De la radicalité aux guerriers
Ayant adopté dans mes propres travaux une posture épistémologique comparable [6], celle-ci me semble nécessaire pour sortir des raisonnements tautologiques et pour se départir des approches visant à établir des typologies descriptives ou des définitions-inventaires autour de la notion écran de radicalisation qui ne fonctionne jamais mieux qu’« à chaud ». De fait, les résultats de cette enquête, combinés à ceux d’autres enquêtes récentes, permettent d’ouvrir des pistes de réflexion stimulantes.
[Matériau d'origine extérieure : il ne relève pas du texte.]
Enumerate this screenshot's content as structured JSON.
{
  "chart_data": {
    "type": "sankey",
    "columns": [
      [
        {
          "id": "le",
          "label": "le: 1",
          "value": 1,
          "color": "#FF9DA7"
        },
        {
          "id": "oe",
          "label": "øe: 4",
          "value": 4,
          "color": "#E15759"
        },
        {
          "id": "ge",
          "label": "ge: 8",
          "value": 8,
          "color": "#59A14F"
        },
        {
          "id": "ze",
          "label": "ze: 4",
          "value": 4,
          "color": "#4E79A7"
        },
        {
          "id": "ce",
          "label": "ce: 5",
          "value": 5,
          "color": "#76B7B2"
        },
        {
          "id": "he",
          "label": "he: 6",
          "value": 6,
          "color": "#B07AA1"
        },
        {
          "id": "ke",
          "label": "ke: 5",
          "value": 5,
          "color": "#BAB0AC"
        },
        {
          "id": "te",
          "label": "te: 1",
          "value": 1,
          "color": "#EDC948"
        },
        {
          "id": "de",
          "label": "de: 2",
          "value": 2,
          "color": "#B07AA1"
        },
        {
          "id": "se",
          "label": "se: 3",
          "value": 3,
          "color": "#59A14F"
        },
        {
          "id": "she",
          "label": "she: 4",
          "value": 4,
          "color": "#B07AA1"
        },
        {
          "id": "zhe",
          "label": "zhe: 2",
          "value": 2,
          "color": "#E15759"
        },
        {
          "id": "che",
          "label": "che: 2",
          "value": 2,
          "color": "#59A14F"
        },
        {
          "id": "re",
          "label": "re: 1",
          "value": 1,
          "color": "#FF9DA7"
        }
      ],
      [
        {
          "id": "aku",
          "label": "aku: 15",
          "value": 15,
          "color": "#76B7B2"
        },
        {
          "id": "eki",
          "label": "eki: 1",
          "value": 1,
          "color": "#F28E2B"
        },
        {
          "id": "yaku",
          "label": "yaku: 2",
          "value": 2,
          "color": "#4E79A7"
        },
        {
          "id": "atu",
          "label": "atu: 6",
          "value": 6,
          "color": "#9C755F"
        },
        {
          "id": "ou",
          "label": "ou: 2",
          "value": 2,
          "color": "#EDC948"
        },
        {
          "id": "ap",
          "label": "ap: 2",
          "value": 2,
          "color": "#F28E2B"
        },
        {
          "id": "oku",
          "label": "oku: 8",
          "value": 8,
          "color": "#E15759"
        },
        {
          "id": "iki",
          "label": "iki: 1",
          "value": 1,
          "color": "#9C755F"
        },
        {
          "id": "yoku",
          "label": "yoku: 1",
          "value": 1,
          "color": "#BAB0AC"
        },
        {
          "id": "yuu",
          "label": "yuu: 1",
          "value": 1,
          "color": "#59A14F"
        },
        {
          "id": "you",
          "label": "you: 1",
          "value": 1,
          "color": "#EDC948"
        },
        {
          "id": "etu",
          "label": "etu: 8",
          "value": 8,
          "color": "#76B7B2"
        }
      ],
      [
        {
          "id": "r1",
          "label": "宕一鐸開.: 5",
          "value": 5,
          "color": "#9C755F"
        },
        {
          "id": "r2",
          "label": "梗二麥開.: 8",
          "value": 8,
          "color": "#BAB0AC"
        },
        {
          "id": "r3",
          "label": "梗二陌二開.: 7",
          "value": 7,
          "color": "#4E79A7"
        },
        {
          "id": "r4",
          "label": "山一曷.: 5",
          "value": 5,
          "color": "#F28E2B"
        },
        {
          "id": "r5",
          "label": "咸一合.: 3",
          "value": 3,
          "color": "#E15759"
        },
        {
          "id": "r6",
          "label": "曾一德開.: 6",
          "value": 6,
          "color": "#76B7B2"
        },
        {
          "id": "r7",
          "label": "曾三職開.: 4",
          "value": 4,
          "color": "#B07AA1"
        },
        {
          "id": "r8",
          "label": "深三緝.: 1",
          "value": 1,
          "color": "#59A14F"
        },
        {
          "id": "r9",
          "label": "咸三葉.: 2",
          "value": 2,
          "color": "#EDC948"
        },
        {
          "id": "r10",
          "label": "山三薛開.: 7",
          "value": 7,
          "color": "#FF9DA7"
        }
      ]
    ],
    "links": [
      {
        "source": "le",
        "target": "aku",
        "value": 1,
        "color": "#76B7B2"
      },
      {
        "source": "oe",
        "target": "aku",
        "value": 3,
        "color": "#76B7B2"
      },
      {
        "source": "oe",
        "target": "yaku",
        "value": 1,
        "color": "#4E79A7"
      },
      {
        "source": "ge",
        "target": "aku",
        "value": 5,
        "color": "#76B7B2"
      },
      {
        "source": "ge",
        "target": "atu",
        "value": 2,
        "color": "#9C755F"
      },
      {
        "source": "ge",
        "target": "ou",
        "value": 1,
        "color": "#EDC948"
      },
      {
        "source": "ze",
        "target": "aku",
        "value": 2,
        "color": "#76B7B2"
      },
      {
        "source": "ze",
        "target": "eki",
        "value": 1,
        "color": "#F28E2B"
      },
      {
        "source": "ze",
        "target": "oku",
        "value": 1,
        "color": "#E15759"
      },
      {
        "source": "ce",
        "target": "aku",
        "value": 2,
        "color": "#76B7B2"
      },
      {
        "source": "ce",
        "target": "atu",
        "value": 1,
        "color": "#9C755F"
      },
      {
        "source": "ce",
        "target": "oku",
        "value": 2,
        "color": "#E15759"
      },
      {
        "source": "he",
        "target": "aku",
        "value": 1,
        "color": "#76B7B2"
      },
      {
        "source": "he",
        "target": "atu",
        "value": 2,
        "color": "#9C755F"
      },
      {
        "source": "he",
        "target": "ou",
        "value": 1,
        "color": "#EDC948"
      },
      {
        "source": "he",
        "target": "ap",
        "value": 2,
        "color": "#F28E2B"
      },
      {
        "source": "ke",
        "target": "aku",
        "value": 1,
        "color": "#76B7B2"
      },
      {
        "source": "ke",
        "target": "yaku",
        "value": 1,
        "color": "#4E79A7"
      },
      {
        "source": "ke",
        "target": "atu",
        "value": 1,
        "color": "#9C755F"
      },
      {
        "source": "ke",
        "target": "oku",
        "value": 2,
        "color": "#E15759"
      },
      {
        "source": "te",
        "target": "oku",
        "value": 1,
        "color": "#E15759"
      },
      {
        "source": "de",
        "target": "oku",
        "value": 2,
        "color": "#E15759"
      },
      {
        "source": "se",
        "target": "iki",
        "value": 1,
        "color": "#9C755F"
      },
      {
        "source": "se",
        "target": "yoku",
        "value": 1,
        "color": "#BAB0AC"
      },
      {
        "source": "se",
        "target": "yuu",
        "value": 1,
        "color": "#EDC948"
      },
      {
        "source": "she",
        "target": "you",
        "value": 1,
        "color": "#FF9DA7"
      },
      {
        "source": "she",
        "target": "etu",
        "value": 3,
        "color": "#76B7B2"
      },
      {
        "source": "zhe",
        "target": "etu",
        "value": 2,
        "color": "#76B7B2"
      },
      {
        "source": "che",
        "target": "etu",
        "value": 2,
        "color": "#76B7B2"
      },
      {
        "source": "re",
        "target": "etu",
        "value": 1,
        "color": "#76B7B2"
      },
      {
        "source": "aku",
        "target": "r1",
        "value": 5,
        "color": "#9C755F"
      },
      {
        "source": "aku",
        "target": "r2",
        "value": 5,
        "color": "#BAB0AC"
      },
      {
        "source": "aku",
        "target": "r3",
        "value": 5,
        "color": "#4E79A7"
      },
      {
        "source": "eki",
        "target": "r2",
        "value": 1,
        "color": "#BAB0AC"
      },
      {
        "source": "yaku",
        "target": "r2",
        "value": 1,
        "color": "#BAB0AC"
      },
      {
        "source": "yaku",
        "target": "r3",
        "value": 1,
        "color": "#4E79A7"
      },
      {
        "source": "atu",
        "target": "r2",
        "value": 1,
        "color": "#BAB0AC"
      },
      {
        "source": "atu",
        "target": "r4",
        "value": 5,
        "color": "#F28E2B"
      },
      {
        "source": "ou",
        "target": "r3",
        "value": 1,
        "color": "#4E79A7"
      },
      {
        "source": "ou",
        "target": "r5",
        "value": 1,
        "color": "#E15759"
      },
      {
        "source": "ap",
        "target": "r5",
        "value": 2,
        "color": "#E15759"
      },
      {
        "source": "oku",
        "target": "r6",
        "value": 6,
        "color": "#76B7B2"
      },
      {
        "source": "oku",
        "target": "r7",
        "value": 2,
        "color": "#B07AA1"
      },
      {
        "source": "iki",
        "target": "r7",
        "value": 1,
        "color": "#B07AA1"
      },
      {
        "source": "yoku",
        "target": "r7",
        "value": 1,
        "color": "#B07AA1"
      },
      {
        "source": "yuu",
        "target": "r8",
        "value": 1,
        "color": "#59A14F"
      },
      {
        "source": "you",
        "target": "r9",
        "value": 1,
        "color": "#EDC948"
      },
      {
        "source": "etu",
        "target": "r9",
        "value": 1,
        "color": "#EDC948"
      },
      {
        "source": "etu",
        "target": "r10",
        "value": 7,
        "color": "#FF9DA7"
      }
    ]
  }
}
Ces jeunes à la trajectoire d’ascension interrompue sont en effet aujourd’hui dans une situation inédite puisque l’augmentation de leur surveillance et de leur prise en charge en France rend illusoire un exit vers les zones de guerre. Mais les contradictions de ces expériences répétées de déclassement qui avaient pu les pousser au départ, elles, subsistent et demanderont bien, à terme, à être résolues.
Il faudrait aussi ajouter les contradictions que vivent les majeurs coincés dans l’économie parallèle et qui, à l’orée de la trentaine, se sentent enfermés dans une autre forme d’impasse, avec des dispositions tout à fait différentes. Les utopistes dépeints par les auteurs sont des mineurs qui ont réussi à quitter la France mais qui ont échoué dans leurs plans d’attentats – et ce n’est pas surprenant. Jusqu’à récemment, partir nécessitait relativement peu de ressources et de compétences spécifiques mais supposait d’avoir de bonnes raisons de vouloir adhérer à un nouveau projet [7]. Comme j’ai pu l’indiquer dans mes propres travaux, réussir à organiser un attentat-suicide et aller jusqu’au bout nécessite plutôt d’avoir de bonnes raisons de vouloir sublimer et mettre en spectacle une impasse biographique, obligeant à posséder des dispositions, des ressources et des qualités d’un autre genre. Elles renvoient sans doute moins à la fabrique de la radicalité qu’à la fabrique du guerrier. Cette fabrique française du guerrier a son histoire nationale – celle de la constitution d’une seconde zone chez une petite frange de la jeunesse des quartiers populaires – et une histoire irako-syrienne, avec toute l’incertitude qui entoure aujourd’hui ce que sont devenus les « revenants » [8]. Se posent alors d’autres questions, liées à une socialisation prolongée dans des contextes de violences traumatiques et à son impact sur le cycle de vie des individus. Au regard de cette enquête, elles interrogent le possible continuum entre radicalité agonistique et radicalité utopique à mesure que le temps passe pour des jeunes nécessairement amenés à vieillir.
De ce point de vue, les récents appels émanant de Daech à commettre des attentats solitaires de proximité (et de fortune) ne font que révéler une adaptation aux contraintes effectives qui jouent désormais pour les jeunes occidentaux dans le passage de la radicalité à la guerre. Elles témoignent sans doute d’une réduction objective des options terroristes mais leur succès montre qu’il existe toujours un auditoire préparé à les entendre. En rendant visible leur fabrique sociale, les enquêtes sociologiques comme celles de Laurent Bonelli et Fabien Carrié nous rappellent qu’il existe, ici et maintenant, de multiples leviers d’actions touchant, en amont, à nos comportements collectifs et au fonctionnement de nos institutions.
Laurent Bonelli, Fabien Carrié, La Fabrique de la radicalité. Une sociologie des jeunes djihadistes français. Le Seuil, 2018, 312 p., 20 €.